The importance of histopathology in the diagnosis of isolated renal sarcoidosis: a case report

ABSTRACT Introduction: Sarcoidosis is a systemic inflammatory disease of unknown etiology, characterized by the presence of non-caseating granulomas in several organs; renal impairment alone is a rare condition. When it affects the kidneys, the most prevalent manifestations are hypercalcemia and hypercalciuria. This paper aims to address the topic of renal sarcoidosis, by means of a case report, and reinstate the importance of histopathology in its diagnosis. Methods: The data came from an observational clinical study with a qualitative approach, through an interview with the renal sarcoidosis patient and data from her medical records. Case report: Patient D.M.S., 50 years old, Caucasian, presented with reddish eyes and body pains lasting for fifteen days as first manifestations of the disease.
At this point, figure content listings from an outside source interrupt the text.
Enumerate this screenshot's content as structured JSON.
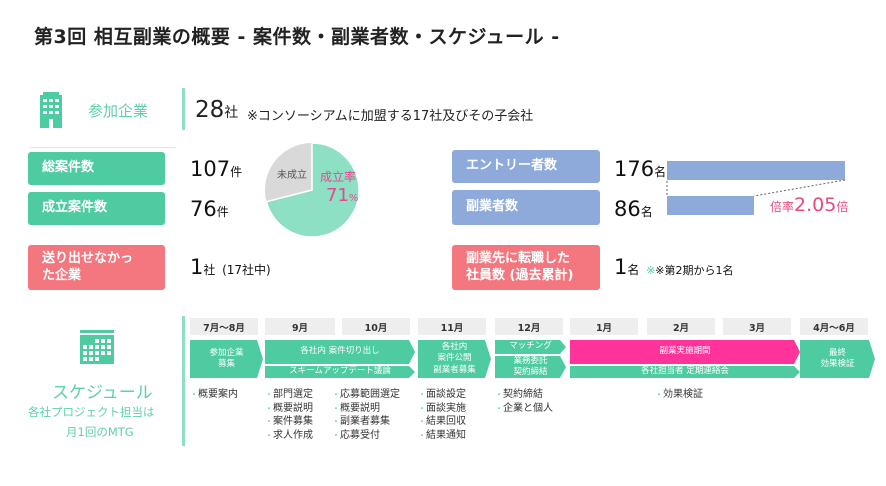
{
  "title": "第3回 相互副業の概要 - 案件数・副業者数・スケジュール -",
  "participants": {
    "label": "参加企業",
    "count": "28",
    "unit": "社",
    "note": "※コンソーシアムに加盟する17社及びその子会社",
    "icon": "building-icon"
  },
  "left": {
    "total_label": "総案件数",
    "total_value": "107",
    "total_unit": "件",
    "success_label": "成立案件数",
    "success_value": "76",
    "success_unit": "件",
    "none_label": "送り出せなかった企業",
    "none_value": "1",
    "none_unit": "社",
    "none_note": "(17社中)"
  },
  "pie": {
    "success_label": "成立率",
    "success_pct": "71",
    "pct_unit": "%",
    "fail_label": "未成立",
    "success_fraction": 0.71
  },
  "right": {
    "entry_label": "エントリー者数",
    "entry_value": "176",
    "entry_unit": "名",
    "worker_label": "副業者数",
    "worker_value": "86",
    "worker_unit": "名",
    "ratio_prefix": "倍率",
    "ratio": "2.05",
    "ratio_suffix": "倍",
    "transfer_label": "副業先に転職した社員数 (過去累計)",
    "transfer_value": "1",
    "transfer_unit": "名",
    "transfer_note": "※第2期から1名"
  },
  "schedule": {
    "title": "スケジュール",
    "sub1": "各社プロジェクト担当は",
    "sub2": "月1回のMTG",
    "icon": "calendar-icon",
    "months": [
      "7月～8月",
      "9月",
      "10月",
      "11月",
      "12月",
      "1月",
      "2月",
      "3月",
      "4月～6月"
    ],
    "phases": [
      "参加企業\n募集",
      "各社内 案件切り出し",
      "スキームアップデート議論",
      "各社内\n案件公開\n副業者募集",
      "マッチング",
      "業務委託\n契約締結",
      "副業実施期間",
      "各社担当者 定期連絡会",
      "最終\n効果検証"
    ],
    "bullets": [
      [
        "概要案内"
      ],
      [
        "部門選定",
        "概要説明",
        "案件募集",
        "求人作成"
      ],
      [
        "応募範囲選定",
        "概要説明",
        "副業者募集",
        "応募受付"
      ],
      [
        "面談設定",
        "面談実施",
        "結果回収",
        "結果通知"
      ],
      [
        "契約締結",
        "企業と個人"
      ],
      [
        "効果検証"
      ]
    ]
  },
  "colors": {
    "green": "#4ecba0",
    "red": "#f4777f",
    "blue": "#8eaadb",
    "pink": "#ff3399",
    "pie_green": "#8ee0c4",
    "pie_gray": "#d9d9d9"
  }
}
Upon kidney ultrasound scan, we found renal parenchymal nephropathy. Serial renal function and metabolic tests reported anemia and progressive urea and creatinine changes, as well as hypercalcemia and hypercalciuria, confirming acute kidney failure (AKF). A histopathological examination suggested the diagnosis, which was confirmed by clinical, laboratory and histopathological data. There was therapeutic resolution after steroid therapy. Discussion: The symptomatology of sarcoidosis is diverse and often non-specific. Renal manifestation, which usually occurs after organ involvement, is present in less than 5% of patients, and about 1% to 2% of these patients may develop AKF. Conclusions: The use of histopathology together with clinical and laboratory data to diagnose isolated renal sarcoidosis, rule out other etiologies and introduce early treatment is of paramount importance.